The Recommendations aim to deepen the understanding of the Holocaust by asking crucial questions concerning the historical context of the Holocaust, its scope and scale and why and how it happened. The section presents a series of critical questions that educators can use to frame their examination of the Holocaust. Four essential questions are suggested:
- What were the historical conditions and key stages in the process of this genocide?
- Why and how did people participate or become complicit in these crimes?
- How did Jews respond to persecution and mass murder?
- Why and how did some people resist these crimes?
More detailed questions are offered to help learners explore how and why the Holocaust happened through a variety of perspectives. Questions prompt examination of conditions and behaviors before, during, and after the Second World War. They encourage study of the relations between the Holocaust and other mass atrocities committed by the Nazis and their collaborators, such as the genocide against the Roma and Sinti. They encourage educators to explore who was responsible and complicit and what motivated the behavior of perpetrators, collaborators, bystanders, and rescuers. They emphasize the great variety of responses by the victims. They also suggest discussing the relevance of the history of the Holocaust for contemporary questions such as the policy towards refugees, the consequences of human rights violations not only for the concerned individuals, but for societies as a whole, and the efforts for genocide prevention.

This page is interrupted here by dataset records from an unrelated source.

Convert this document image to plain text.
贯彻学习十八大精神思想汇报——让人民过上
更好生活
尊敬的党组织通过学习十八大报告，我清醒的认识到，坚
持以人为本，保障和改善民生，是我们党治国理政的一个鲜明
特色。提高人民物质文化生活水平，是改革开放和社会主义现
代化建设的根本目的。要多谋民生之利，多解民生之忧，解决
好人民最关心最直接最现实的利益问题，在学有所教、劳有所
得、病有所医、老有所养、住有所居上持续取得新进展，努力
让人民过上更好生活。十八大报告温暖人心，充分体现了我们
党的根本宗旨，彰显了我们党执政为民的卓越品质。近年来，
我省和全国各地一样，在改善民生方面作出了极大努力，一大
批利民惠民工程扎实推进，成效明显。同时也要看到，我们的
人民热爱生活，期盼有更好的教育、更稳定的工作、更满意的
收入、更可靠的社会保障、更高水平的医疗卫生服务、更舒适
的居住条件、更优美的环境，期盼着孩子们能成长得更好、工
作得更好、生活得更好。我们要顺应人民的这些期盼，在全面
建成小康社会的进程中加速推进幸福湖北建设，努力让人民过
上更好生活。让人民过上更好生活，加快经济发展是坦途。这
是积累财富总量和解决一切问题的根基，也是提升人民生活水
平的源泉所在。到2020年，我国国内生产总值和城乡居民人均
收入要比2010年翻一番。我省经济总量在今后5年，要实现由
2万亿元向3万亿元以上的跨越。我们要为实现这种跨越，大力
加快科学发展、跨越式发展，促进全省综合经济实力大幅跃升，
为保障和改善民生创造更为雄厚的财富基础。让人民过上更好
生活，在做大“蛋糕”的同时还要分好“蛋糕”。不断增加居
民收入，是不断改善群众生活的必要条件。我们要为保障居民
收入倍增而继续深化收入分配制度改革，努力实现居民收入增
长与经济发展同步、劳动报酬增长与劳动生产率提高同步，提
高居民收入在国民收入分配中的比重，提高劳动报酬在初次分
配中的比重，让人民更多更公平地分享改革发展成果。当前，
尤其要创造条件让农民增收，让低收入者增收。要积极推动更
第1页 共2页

How to Teach about the Holocaust?
Above all, educators should be confident that the Holocaust can be taught effectively and successfully with careful preparation and appropriate materials. The section “How to teach about the Holocaust” discusses possibilities and challenges for teaching and learning about the Holocaust by presenting practical approaches and methods to apply in both formal and informal educational settings. The importance of accuracy and precision with regard to historical facts, historical comparisons, and use of language is emphasized. The section encourages the use of learner-centered approaches that support critical thinking and reflection. Attention is paid to the importance of carefully selecting primary and secondary sources appropriate for the learners which make clear the individuality and agency of historical actors. The section also discusses the importance of including a nuanced historical context and avoiding ahistorical comparisons when exploring the Holocaust in the context of other fields such as genocide prevention and human rights.